How are CRC strangle max profit and max loss calculated?
Upside max profit is unbounded; downside max profit is bounded at the put strike minus the combined debit (reached at zero). Max loss equals the combined debit times 100 (reached anywhere between the two OTM strikes). Two breakevens at call-strike plus debit and put-strike minus debit. For the CRC strangle priced from the end-of-day chain at a 30-day expiry (ATM IV 39.20%), the computed maximum profit is unbounded per contract and the computed maximum loss is -$462.50 per contract. Live intraday quotes will differ as the chain moves through the trading session.
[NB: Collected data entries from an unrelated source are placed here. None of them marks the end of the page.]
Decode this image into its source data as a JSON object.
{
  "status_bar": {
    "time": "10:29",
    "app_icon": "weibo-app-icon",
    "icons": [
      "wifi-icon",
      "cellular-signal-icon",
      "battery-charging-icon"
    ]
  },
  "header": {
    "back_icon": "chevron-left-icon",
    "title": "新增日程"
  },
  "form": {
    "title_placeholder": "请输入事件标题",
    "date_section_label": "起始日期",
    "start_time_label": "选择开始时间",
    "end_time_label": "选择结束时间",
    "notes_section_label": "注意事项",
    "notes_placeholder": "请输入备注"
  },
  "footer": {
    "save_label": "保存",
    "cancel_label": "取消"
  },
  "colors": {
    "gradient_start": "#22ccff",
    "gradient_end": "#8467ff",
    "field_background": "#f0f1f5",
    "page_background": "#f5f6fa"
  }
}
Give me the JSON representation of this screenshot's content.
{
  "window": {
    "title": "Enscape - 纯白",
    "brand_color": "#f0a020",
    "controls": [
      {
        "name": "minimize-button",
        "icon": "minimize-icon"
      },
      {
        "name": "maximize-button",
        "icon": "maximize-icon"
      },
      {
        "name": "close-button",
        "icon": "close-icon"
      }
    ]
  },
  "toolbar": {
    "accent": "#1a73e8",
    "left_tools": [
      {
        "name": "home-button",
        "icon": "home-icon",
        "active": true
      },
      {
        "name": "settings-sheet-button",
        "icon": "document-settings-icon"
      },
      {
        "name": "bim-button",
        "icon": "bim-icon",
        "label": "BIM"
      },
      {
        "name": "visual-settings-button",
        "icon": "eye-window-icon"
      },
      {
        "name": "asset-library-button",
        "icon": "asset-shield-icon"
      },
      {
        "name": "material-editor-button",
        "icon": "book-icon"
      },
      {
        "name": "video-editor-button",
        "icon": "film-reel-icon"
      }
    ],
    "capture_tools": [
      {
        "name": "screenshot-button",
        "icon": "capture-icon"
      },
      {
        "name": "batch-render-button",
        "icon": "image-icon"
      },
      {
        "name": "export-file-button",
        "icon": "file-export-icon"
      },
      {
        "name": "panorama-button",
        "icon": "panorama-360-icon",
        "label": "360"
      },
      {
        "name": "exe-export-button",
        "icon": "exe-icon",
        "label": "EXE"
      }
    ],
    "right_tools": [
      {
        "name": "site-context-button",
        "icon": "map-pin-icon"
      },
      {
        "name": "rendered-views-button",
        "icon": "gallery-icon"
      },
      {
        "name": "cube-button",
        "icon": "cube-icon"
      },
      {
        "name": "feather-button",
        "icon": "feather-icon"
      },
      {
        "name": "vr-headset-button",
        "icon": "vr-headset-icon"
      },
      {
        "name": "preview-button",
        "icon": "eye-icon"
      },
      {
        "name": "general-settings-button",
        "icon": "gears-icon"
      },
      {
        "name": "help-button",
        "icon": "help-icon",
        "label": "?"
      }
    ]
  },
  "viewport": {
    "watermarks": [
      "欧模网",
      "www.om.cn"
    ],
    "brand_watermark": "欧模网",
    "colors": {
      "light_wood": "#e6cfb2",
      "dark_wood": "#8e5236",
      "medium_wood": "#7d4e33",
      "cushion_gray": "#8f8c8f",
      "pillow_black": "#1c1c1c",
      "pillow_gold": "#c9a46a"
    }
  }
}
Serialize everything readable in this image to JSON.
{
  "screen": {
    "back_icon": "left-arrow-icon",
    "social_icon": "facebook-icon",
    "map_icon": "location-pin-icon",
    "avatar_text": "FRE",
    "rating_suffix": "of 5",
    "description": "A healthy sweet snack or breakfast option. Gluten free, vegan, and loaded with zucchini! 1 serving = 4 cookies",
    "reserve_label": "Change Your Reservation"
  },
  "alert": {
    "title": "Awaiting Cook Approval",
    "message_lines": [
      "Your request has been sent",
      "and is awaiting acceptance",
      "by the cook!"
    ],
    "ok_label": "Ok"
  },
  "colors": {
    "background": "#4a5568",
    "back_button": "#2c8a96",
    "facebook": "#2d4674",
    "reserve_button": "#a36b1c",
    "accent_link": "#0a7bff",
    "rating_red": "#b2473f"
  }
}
What is the breakeven for a CRC strangle?
The breakeven for the CRC strangle priced on this page is roughly $52.88 and $69.63 at expiration, derived from end-of-day chain premiums. Breakeven is the underlying price at which the strategy's P&L crosses zero ignoring transaction costs and assignment risk. The current CRC market-implied 1-standard-deviation expected move is approximately 11.24%; if the move sits well outside the breakeven distance, the structure's risk-reward becomes correspondingly tighter.
When should you consider a strangle on CRC?
Strangles on CRC are the cheaper cousin of the straddle - traders use them when they want a large directional move but are willing to give up the inner-strike sensitivity in exchange for a lower up-front debit on the CRC chain.
How does current CRC implied volatility affect this strangle?
CRC ATM IV is at 39.20% with IV rank near 35.95%, which is mid-range against its 1-year history. Strategy selection depends more on directional thesis and expected move than on a strong IV signal.